Когда нас наконец растащили в стороны, у Нитро была разбита губа, а у меня под глазом набухал синячище. Мы с Питой вызвали такси, чтобы ехать домой, и я уже решил, что вижу этого парня в последний раз. Но, похоже, драка вызвала в Хесусе сочувствие к этому костолому, и он начал приглашать Нитро буквально на все тусовки. Тот явился даже на день рождения Питы, который мы отмечали в этом июле. Пересекаясь с Нитро, я из кожи вон лез, стараясь его игнорировать, но в умении вывести меня из себя этот тип ничуть не уступал Хесусу, и еще дважды с той поры дело едва не дошло до рукопашной.

Посмотрев сейчас на Хесуса и Нитро, всякий бы подумал, что на свете не сыщешь настолько разных людей. Как обычно, Хесус изображал стареющего выпускника частной школы: твидовый пиджак поверх наглухо застегнутой белой сорочки, широкие брюки цвета хаки и темно-бордовые ботинки-лоферы. Нитро, с другой стороны, был одет наподобие меня самого — в спортивную майку с шортами и вьетнамками; единственная разница между нами — обе его руки наглухо забиты татуировкой, а длинные волосы стянуты резинкой в конский хвост.

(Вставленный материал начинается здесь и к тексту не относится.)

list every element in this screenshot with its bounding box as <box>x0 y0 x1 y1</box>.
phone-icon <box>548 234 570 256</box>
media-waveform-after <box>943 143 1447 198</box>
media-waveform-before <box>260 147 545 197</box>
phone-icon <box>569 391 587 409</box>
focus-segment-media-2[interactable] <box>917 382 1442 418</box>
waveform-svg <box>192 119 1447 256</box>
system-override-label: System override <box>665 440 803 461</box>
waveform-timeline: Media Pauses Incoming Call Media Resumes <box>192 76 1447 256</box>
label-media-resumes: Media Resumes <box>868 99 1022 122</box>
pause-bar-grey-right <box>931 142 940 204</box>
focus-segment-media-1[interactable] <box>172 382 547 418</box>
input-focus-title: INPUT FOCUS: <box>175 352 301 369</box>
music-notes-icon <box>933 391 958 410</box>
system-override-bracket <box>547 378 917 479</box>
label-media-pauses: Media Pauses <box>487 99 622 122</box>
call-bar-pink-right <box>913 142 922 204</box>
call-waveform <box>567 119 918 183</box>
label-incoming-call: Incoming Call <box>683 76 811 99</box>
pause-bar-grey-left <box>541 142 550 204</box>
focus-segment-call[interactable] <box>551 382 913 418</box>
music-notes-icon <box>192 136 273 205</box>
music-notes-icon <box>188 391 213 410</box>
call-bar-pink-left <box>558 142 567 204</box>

И именно Нитро только что обозвал меня мистером Дни Грома.

— Слышь, чаво[7], — продолжил Нитро, завладев моим вниманием, — для гонщика… точнее, бывшего гонщика… там, на шоссе, Хесус заставил тебя изрядно наглотаться пыли.

— А кого прижали копы? — спросил я.

— А кто сачканул первым?

— Знаешь, крепыш, ты бы все-таки постарался оставить историю с дверцей в прошлом, — посоветовал я ему. Нитро никак не отреагировал на уничижительное прозвище, но я знал, что оно его коробит, а потому не стеснялся. — Знаешь, чего я никак не догоняю? — добавил я. — Это была даже не твоя квартира.

— Зед, — сказала Пита. — Завязывай.

Но мне что-то не хотелось обрывать игру. Эта поездка складывалась далеко не лучшим образом. Сперва был Хесус, который сам себя пригласил. Теперь он тащит с собою Нитро, — и никому не приходит в голову узнать мое мнение.

— С нами поплывет еще кто-то, о ком мне не сообщили? — спросил я.

— Вчера вечером мы упоминали, что Нитро едет с нами, — заметила Пита.

— Только не при мне, наверное.

— Уверена, что упоминали, — настаивала она.

— Так и было, — заверил меня Хесус со всей фальшивой искренностью. — Может, ты просто не помнишь?..

— Ребята, ребята! — бодро встрял Пеппер. — Какая теперь разница? Все мы уже собрались и намереваемся отлично провести время. Только это сейчас и имеет значение.

Он исполнил замысловатый жест, приглашая подняться на trajinera'.

— А теперь… Все на борт!

3

В центре гондолы был установлен длинный желтый стол. К нему придвинуты четырнадцать стульев — вволю места для каждого. Мы с Пеппером уселись друг против друга ближе к носу лодки, Хесус с Нитро — у кормы. Пита и Елизавета ловко разместились посередине, поставив между мной и Нитро живой барьер. Лодочник или гребец — или как там их называют, тех парней, что правят гондолами, орудуя длинным шестом, — сидел за две лодки от нас, играя в карты с двумя другими лодочниками. Мужик средних лет с проседью в усах и торчащими в стороны жесткими волосами цвета соли с перцем. Ниже воротника и в подмышках его рубахи темнели влажные солевые разводы.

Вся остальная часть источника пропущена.